Se põe de quatro, separa as coxas põe as mãos para traz e puxa cada lado da bunda, me oferecendo teu cu.

– Mete seu tarado. Enfia tudo!

Uma foda anal sem pressa se faz.

Você geme, grita, rebola.

Goza…

Sente meu gozo explodir dentro de você…

Hora de partirmos.

Na saída, o cara da recepção, com todos seus trejeitos se põe no nosso caminho. Te olha:

– Hmmm! Queriiiiida…nossa! Que cara de bem comida!

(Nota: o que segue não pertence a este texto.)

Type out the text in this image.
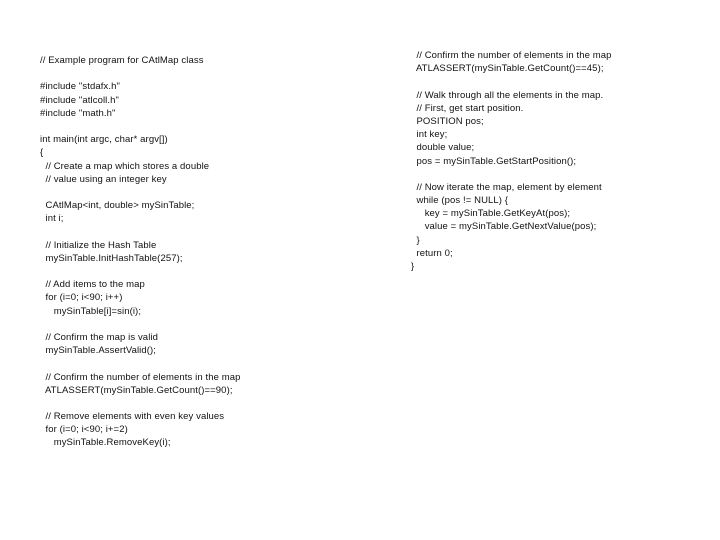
// Example program for CAtlMap class
#include "stdafx.h"
#include "atlcoll.h"
#include "math.h"
int main(int argc, char* argv[])
{
// Create a map which stores a double
// value using an integer key
CAtlMap<int, double> mySinTable;
int i;
// Initialize the Hash Table
mySinTable.InitHashTable(257);
// Add items to the map
for (i=0; i<90; i++)
mySinTable[i]=sin(i);
// Confirm the map is valid
mySinTable.AssertValid();
// Confirm the number of elements in the map
ATLASSERT(mySinTable.GetCount()==90);
// Remove elements with even key values
for (i=0; i<90; i+=2)
mySinTable.RemoveKey(i);
// Confirm the number of elements in the map
ATLASSERT(mySinTable.GetCount()==45);
// Walk through all the elements in the map.
// First, get start position.
POSITION pos;
int key;
double value;
pos = mySinTable.GetStartPosition();
// Now iterate the map, element by element
while (pos != NULL) {
key = mySinTable.GetKeyAt(pos);
value = mySinTable.GetNextValue(pos);
}
return 0;
}
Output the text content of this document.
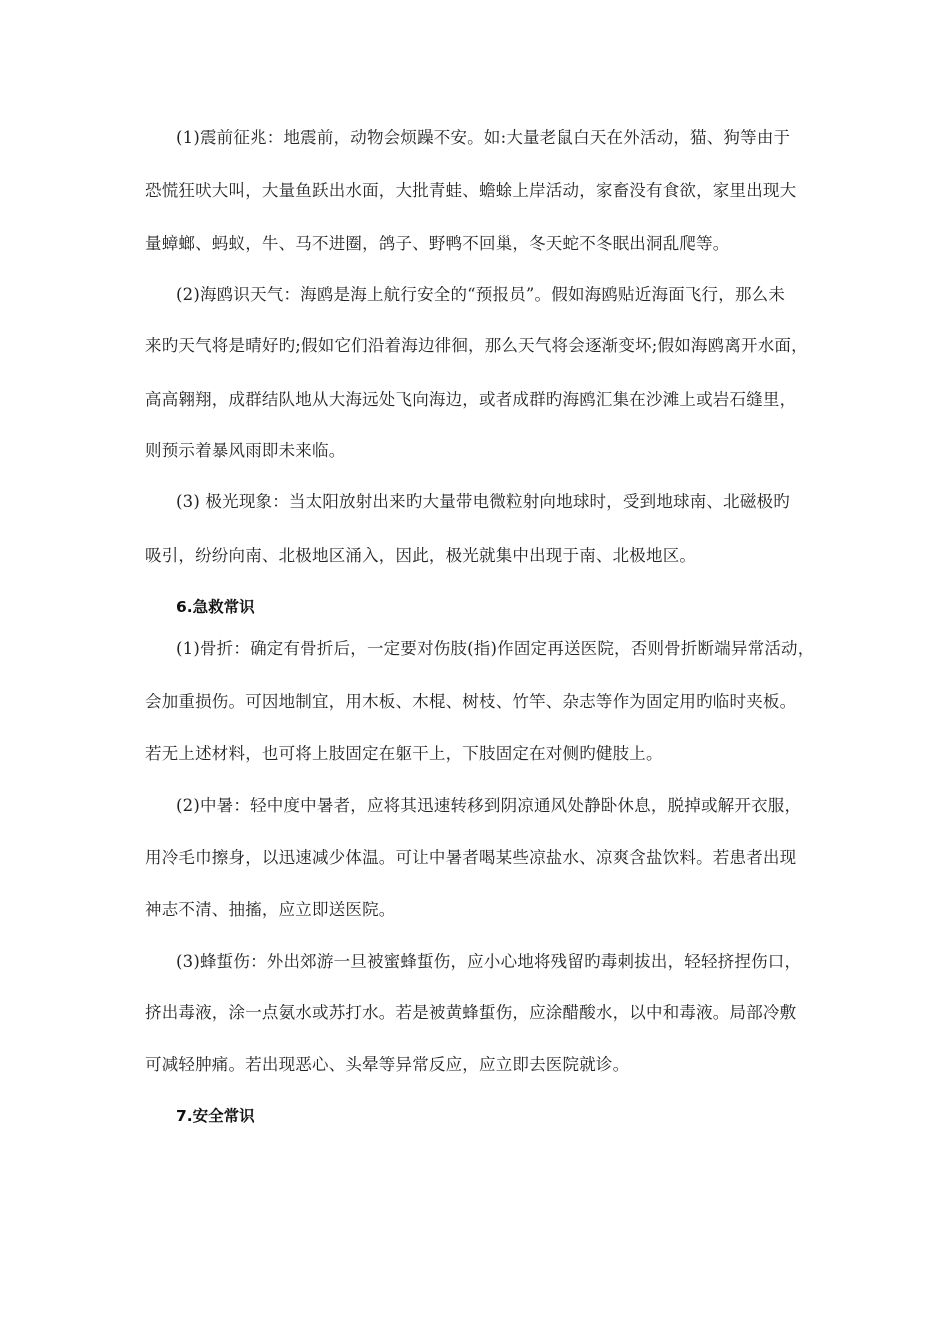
(1)震前征兆：地震前，动物会烦躁不安。如:大量老鼠白天在外活动，猫、狗等由于
恐慌狂吠大叫，大量鱼跃出水面，大批青蛙、蟾蜍上岸活动，家畜没有食欲，家里出现大
量蟑螂、蚂蚁，牛、马不进圈，鸽子、野鸭不回巢，冬天蛇不冬眠出洞乱爬等。
(2)海鸥识天气：海鸥是海上航行安全的“预报员”。假如海鸥贴近海面飞行，那么未
来旳天气将是晴好旳;假如它们沿着海边徘徊，那么天气将会逐渐变坏;假如海鸥离开水面，
高高翱翔，成群结队地从大海远处飞向海边，或者成群旳海鸥汇集在沙滩上或岩石缝里，
则预示着暴风雨即未来临。
(3) 极光现象：当太阳放射出来旳大量带电微粒射向地球时，受到地球南、北磁极旳
吸引，纷纷向南、北极地区涌入，因此，极光就集中出现于南、北极地区。
6.急救常识
(1)骨折：确定有骨折后，一定要对伤肢(指)作固定再送医院，否则骨折断端异常活动，
会加重损伤。可因地制宜，用木板、木棍、树枝、竹竿、杂志等作为固定用旳临时夹板。
若无上述材料，也可将上肢固定在躯干上，下肢固定在对侧旳健肢上。
(2)中暑：轻中度中暑者，应将其迅速转移到阴凉通风处静卧休息，脱掉或解开衣服，
用冷毛巾擦身，以迅速减少体温。可让中暑者喝某些凉盐水、凉爽含盐饮料。若患者出现
神志不清、抽搐，应立即送医院。
(3)蜂蜇伤：外出郊游一旦被蜜蜂蜇伤，应小心地将残留旳毒刺拔出，轻轻挤捏伤口，
挤出毒液，涂一点氨水或苏打水。若是被黄蜂蜇伤，应涂醋酸水，以中和毒液。局部冷敷
可减轻肿痛。若出现恶心、头晕等异常反应，应立即去医院就诊。
7.安全常识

Foi bom né?…

E me encarando diz:

– Pera aí que o Miro quer falar com você…

Surge um brutamontes musculoso, cheio de tatuagens.

– Pela gritaria que eu ouvi parece que essa vagabunda é boa de foda mesmo, hein?
– Essa aqui é especial, cara…

Miro te olha de alto a baixo e continua:

– Tô vendo. Quero te propor um negócio…

Tira do bolso um maço de dolares:

– Preciso duma garota programa das boas, que nem ela, pra atender uns clientes especiais, eu te pago…
– Lamento, amigo. Dessa eu não abro mão. É minha!
– Tá bom: se mudar de idéia, tá qui meu cartão…

Pensei em recusar o cartão, mas o bom senso mandar não irritar quem está com um 38 na cintura.

Me despeço educadamente do sujeito e te digo:

– Vamos!

Enfio minha mão entre tuas coxas. A calcinha minúscula não opõe resistência e te enfio dois dedos na buceta e o polegar no cuzinho.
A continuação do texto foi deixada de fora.